3. The apparatus of claim 1 or 2, wherein said apparatus further
includes random pattern generating means for generating a random
pattern which minimizes an error between a waveform of a
synthesized speech obtained by exciting said all-pole filter means
with one of a plurality of predetermined random patterns and a
waveform of said phase-equalized speech in a window during which
said decision signal is unvoiced.
4. The apparatus of claim 1 or 2, wherein said impulse sequence
generating means includes vector quantizing mans for vector
quantizing the magnitude values of said impulses determined by said
impulse magnitude calculating means.
5. A method for analyzing a speech to generate parameters
representing an input speech waveform including parameters of an
excitation signal for exciting a linear filter representing a
speech spectral envelope characteristic, comprising the steps
of:
producing a phase-equalized prediction residual of the input speech
waveform;
determining reference time points where levels of said
phase-equalized prediction residual exceed a predetermined
threshold;
determining whether the input speech waveform in each of a
plurality of successive analysis windows, each of which is of fixed
time length, is voiced or unvoiced sound;
obtaining the difference between intervals of successive ones of
said reference time points in each analysis window;
when the input speech waveform is voiced sound, selecting impulse
positions based on said reference time points such that when the
difference between the intervals of the successive reference time
points in each analysis window is within a predetermined range, the
reference time points are selected as impulse positions, and when
the difference between the intervals of the successive reference
time points exceeds the predetermined range, impulse positions are
selected by moving or deleting the reference time points or
inserting reference time points to define a sequence of
quasi-periodic impulses so that the differences between successive
reference time points are within said predetermined range the
positions of said quasi-periodic impulse sequence being one of the
parameters representing said excitation signal; and
so selecting magnitudes of the respective impulses of the
quasi-periodic sequence in each analysis window as to minimize an
error between the phase-equalized speech waveform and a synthesized
speech waveform obtained by exciting said linear filter with said
quasi-periodic impulse sequence, the magnitudes of the
quasi-periodic impulses being another of the parameters
representing said excitation signal.
6. The method of claim 5 wherein, before being applied to said
linear filter, said quasi-periodic impulses are processed by a zero
filter, said method including the step of selecting coefficients of
said zero filter which minimize an error between said
phase-equalized speech waveform and a synthesized speech waveform
obtained by exciting said linear filter with the output of said
zero filter, whereby said processing of said quasi-periodic
impulses by said zero filter gives the sequence of said
quasi-periodic impulses features of the waveform of said
phase-equalized prediction residual signal, and using said
coefficients of said zero filter as one of said parameters
representing said excitation signal.
7. The method of claim 5 or 6 wherein said excitation signal is
used for a voiced sound and a random sequence selected from a
plurality of predetermined random patterns is used as an excitation
signal for an unvoiced sound, said method including so selecting
one of said predetermined random patterns representing said
excitation signal for said unvoiced sound as to minimize an error
between said phase-equalized speech waveform nd a synthesized
speech waveform obtainable by exciting said linear filter with said
random patterns, and using said selected one of the predetermined
random patterns to produce one of the parameters representing the
input speech waveform.
Description
BACKGROUND OF THE INVENTION
The present invention relates to a speech analysis-synthesis method
and apparatus in which a linear filter representing the spectral
envelope characteristic of a speech is excited by an excitation
signal to synthesize a speech signal.
Heretofore, linear predictive vocoder and multipulse predictive
coding have been proposed for use in speech analysis-synthesis
systems of this kind. The linear predictive vocoder is now widely
used for speech coding in a low bit rate region below 4.8 kb/s and
this system includes a PARCOR system and a line spectrum pair (LSP)

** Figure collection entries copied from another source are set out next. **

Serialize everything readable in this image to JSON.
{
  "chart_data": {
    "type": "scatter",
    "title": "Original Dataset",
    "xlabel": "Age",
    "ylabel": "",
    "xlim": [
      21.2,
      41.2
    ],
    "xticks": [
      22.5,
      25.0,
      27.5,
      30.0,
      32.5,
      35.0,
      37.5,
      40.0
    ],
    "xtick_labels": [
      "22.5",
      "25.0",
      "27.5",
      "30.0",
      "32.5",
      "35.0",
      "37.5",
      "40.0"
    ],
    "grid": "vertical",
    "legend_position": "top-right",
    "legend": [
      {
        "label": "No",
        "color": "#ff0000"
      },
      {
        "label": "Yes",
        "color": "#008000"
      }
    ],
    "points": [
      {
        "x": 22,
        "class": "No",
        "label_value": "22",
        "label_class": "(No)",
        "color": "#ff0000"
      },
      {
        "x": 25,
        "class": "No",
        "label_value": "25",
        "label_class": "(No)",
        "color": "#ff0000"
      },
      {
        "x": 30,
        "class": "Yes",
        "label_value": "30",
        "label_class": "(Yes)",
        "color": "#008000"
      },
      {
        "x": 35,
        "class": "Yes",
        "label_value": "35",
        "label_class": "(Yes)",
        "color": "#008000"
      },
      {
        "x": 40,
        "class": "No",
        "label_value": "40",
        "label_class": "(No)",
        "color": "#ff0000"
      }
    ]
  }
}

system. These systems are described in detail in Saito and Nakata,
"Fundamentals of Speech Signal Processing," ACADEMIC PRESS, INC.,
1985, for instance. The linear predictive vocoder is made up of an
all-pole filter representing the spectral envelope characteristic
of a speech and an excitation signal generating part for generating
a signal for exciting the all-pole filter. The excitation signal is
a pitch frequency impulse sequence for a voiced sound and a white
noise for an unvoiced sound. Excitation parameters are the
distinction between voiced and unvoiced sounds, the pitch frequency
and the magnitude of the excitation signal. These parameters are
extracted as average features of the speech signal in an analysis
window about 30 msec. In the linear predictive vocoder, since
speech feature parameters extracted for each analysis window as
mentioned above are interpolated temporarily to synthesize a
speech, features of its waveform cannot be reproduced with
sufficient accuracy when the pitch frequency, magnitude and
spectrum characteristic of the speech undergo rapid changes.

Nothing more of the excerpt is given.